- Born: June 2, 1925 Chicago, Illinois, U.S.
- Died: August 16, 2011 (aged 86) San Mateo, California, U.S.
- Occupation: Sportswriter, Baseball Historian
- Spouse: Faye Weiss ​(m. 1955)​
- Children: 2

= Bill Weiss =

American sportswriter (1925–2011)

William J. Weiss (June 2, 1925, Chicago - August 16, 2011, San Mateo, California), was an American baseball historian and statistician. He served as the official statistician for the Pacific Coast League, and edited a weekly newsletter for the California League for over thirty years. For over forty years, he created sketchbooks which eventually covered over 200 books about all of the players in several minor league and Major League organizations. Those sketches are the only records existent of many minor league organizations' and players' statistics.

Weiss began his association with professional baseball in 1948 as the official statistician for the Longhorn League and box office manager for the Abilene Blue Sox of the West Texas–New Mexico League.

That was a summer I’ll never forget, Weiss was once quoted as saying. Blue Sox Stadium is a great name but slightly grandiose for the facility, which had a big sign on the press box on the top of the roof that said; Dangerous for occupancy by more than six persons. The offices of the Longhorn League and the Abilene Blue Sox were on the second floor of an old house, which was also where Howard (Green, the league's and team's president) and his wife lived. I had the spare bedroom, which also served as my office. It was also where the team stored surplus bats and tickets. Since there were twin beds in the room, I got to share the room with stray ballplayers that came and went, usually for their first night in town before they got started. I don’t think I’d trade that experience for anything.

He moved to San Francisco the following year and began his work as the statistician of the California and Far West Leagues. He was associated with the California League for many years.

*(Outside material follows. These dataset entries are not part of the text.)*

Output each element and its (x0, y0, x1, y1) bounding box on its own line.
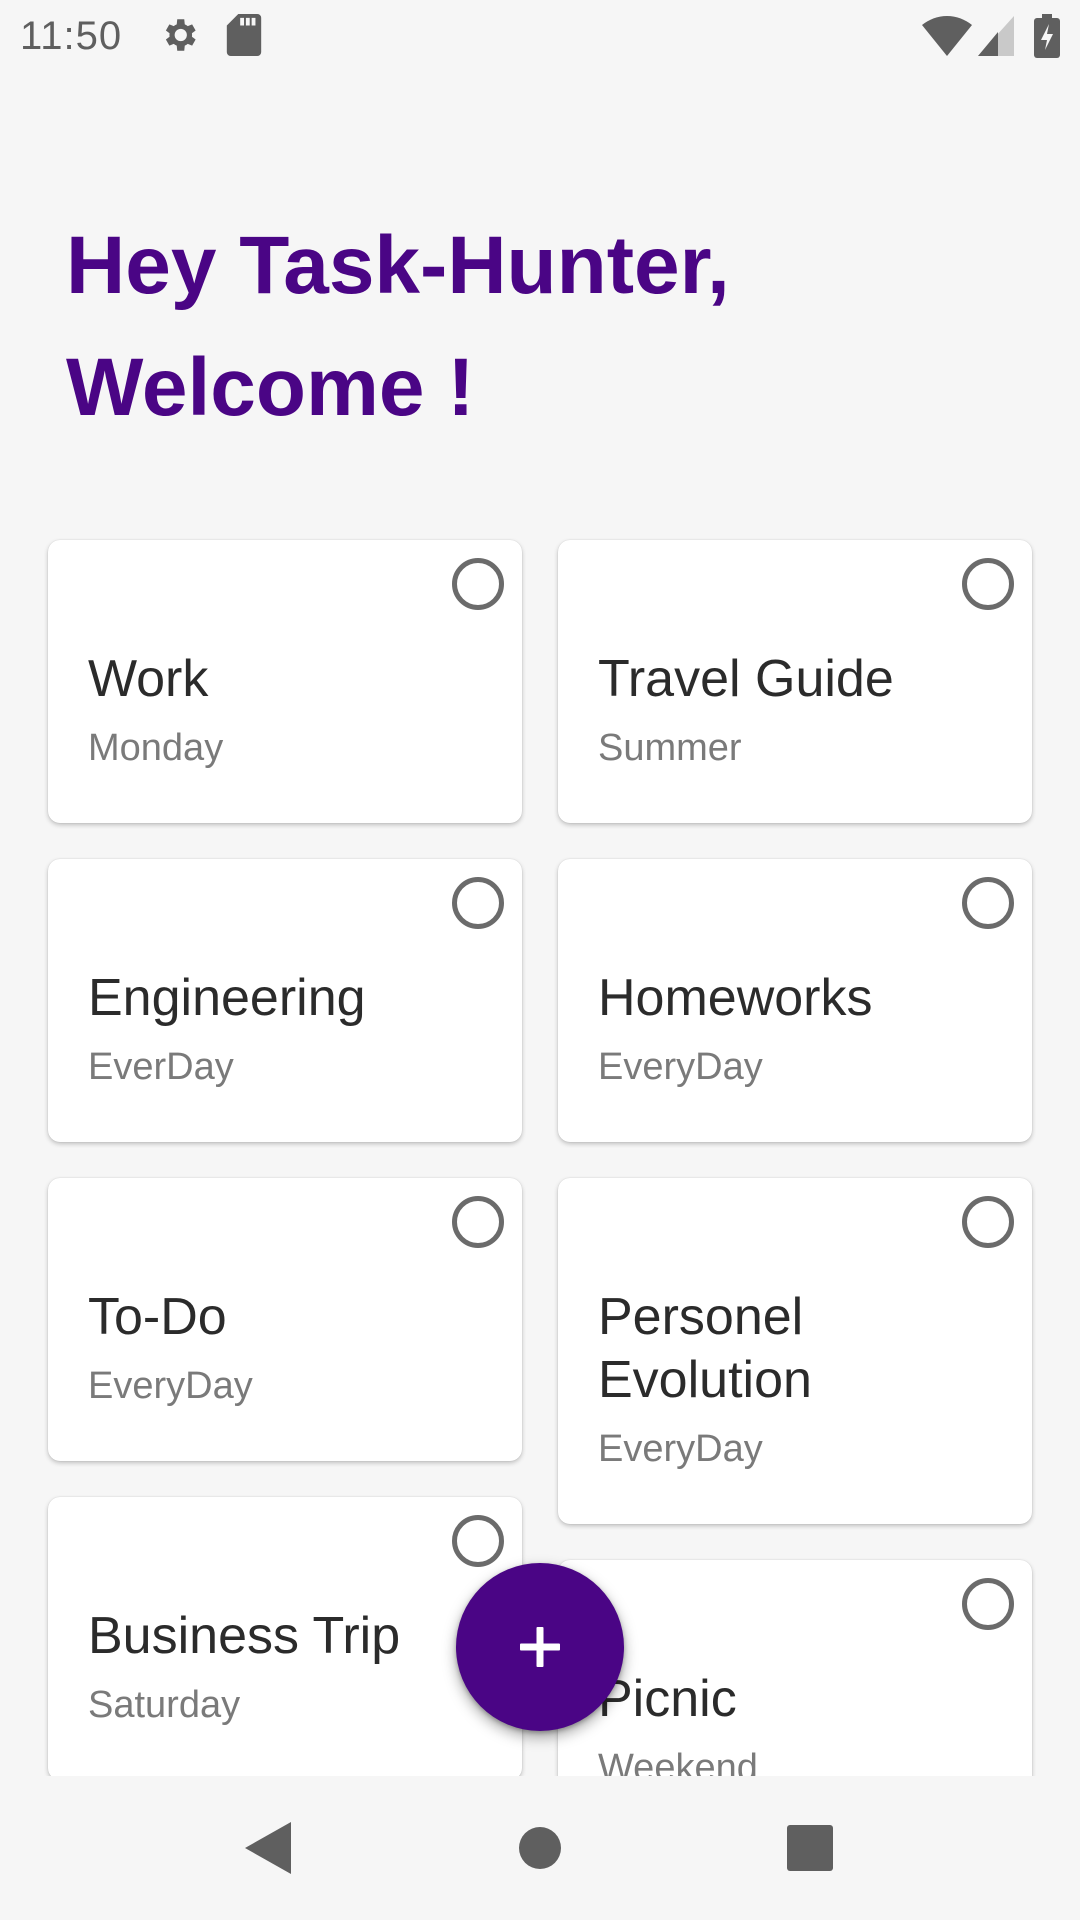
signal-icon (978, 16, 1014, 61)
task-title: To-Do (88, 1288, 227, 1346)
task-schedule: Saturday (88, 1684, 241, 1726)
task-schedule: EveryDay (88, 1365, 253, 1407)
task-checkbox[interactable] (962, 1196, 1014, 1248)
recents-button[interactable] (760, 1798, 860, 1898)
task-schedule: EveryDay (598, 1046, 763, 1088)
task-title: Personel Evolution (598, 1288, 812, 1409)
home-icon (519, 1827, 561, 1869)
sd-card-icon (226, 14, 262, 61)
task-card[interactable]: Picnic Weekend (558, 1560, 1032, 1776)
task-card[interactable]: Personel Evolution EveryDay (558, 1178, 1032, 1524)
task-title: Work (88, 650, 209, 708)
back-button[interactable] (218, 1798, 318, 1898)
task-card[interactable]: To-Do EveryDay (48, 1178, 522, 1461)
welcome-heading-line2: Welcome ! (66, 342, 475, 433)
status-time: 11:50 (20, 14, 123, 58)
task-column-left: Work Monday Engineering EverDay To-Do Ev… (48, 540, 522, 1776)
plus-icon (520, 1627, 560, 1667)
task-schedule: Monday (88, 727, 224, 769)
home-button[interactable] (490, 1798, 590, 1898)
task-checkbox[interactable] (452, 1515, 504, 1567)
task-card[interactable]: Work Monday (48, 540, 522, 823)
task-checkbox[interactable] (452, 558, 504, 610)
task-checkbox[interactable] (962, 1578, 1014, 1630)
add-task-button[interactable] (456, 1563, 624, 1731)
task-title: Picnic (598, 1670, 737, 1728)
welcome-heading: Hey Task-Hunter, Welcome ! (66, 205, 966, 449)
back-icon (245, 1822, 291, 1874)
task-title: Travel Guide (598, 650, 894, 708)
task-card[interactable]: Engineering EverDay (48, 859, 522, 1142)
task-schedule: EverDay (88, 1046, 234, 1088)
task-schedule: Weekend (598, 1747, 758, 1776)
task-column-right: Travel Guide Summer Homeworks EveryDay P… (558, 540, 1032, 1776)
task-card[interactable]: Homeworks EveryDay (558, 859, 1032, 1142)
welcome-heading-line1: Hey Task-Hunter, (66, 220, 730, 311)
task-title: Engineering (88, 969, 366, 1027)
task-title: Business Trip (88, 1607, 401, 1665)
task-checkbox[interactable] (452, 877, 504, 929)
task-title: Homeworks (598, 969, 873, 1027)
task-schedule: EveryDay (598, 1428, 763, 1470)
task-card[interactable]: Travel Guide Summer (558, 540, 1032, 823)
task-checkbox[interactable] (452, 1196, 504, 1248)
task-checkbox[interactable] (962, 877, 1014, 929)
recents-icon (787, 1825, 833, 1871)
navigation-bar (0, 1776, 1080, 1920)
task-card[interactable]: Business Trip Saturday (48, 1497, 522, 1776)
wifi-icon (922, 16, 972, 61)
task-checkbox[interactable] (962, 558, 1014, 610)
battery-charging-icon (1034, 14, 1060, 63)
settings-icon (158, 14, 200, 61)
task-schedule: Summer (598, 727, 742, 769)
status-bar: 11:50 (0, 0, 1080, 74)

In 1950, Weiss began his association with the Pacific Coast League. In 1954, he married Faye Nelson, who was his "number one assistant" for more than fifty years. From 1959 to 1984, he was president of a San Francisco Bay Area amateur league, the Peninsula Winter League, which helped local players, such as Baseball Hall of Famers Willie Stargell and Joe Morgan, to develop their skills. In 1988 he became an executive with Howe Sportsdata. He also wrote a column for Baseball America for several years. Weiss joined the Society for American Baseball Research (SABR) on September 3, 1971, as member No. 34, less than one month after the organization's founding. In 1977, he was named "King of Baseball" by Minor League Baseball.

In 1998, Weiss and fellow historian Marshall Wright were chosen to select The National Baseball Association's top 100 minor league teams.

In 2004, he received the Tony Salin Memorial Award, which is awarded annually by The Baseball Reliquary to a person who dedicates their life to baseball history.

In 2005, he became the official League Historian and Secretary of the newly formed Golden Baseball League.

In 2014, the San Diego Central Library announced it had acquired the "Bill Weiss Collection of baseball artifacts and information", which would be a part of the Library's Sullivan Family Baseball Research Center. The collection includes "... a compilation of thousands of individual questionnaires that were filled out by high school ballplayers of past generations who would go on to play Major League Baseball."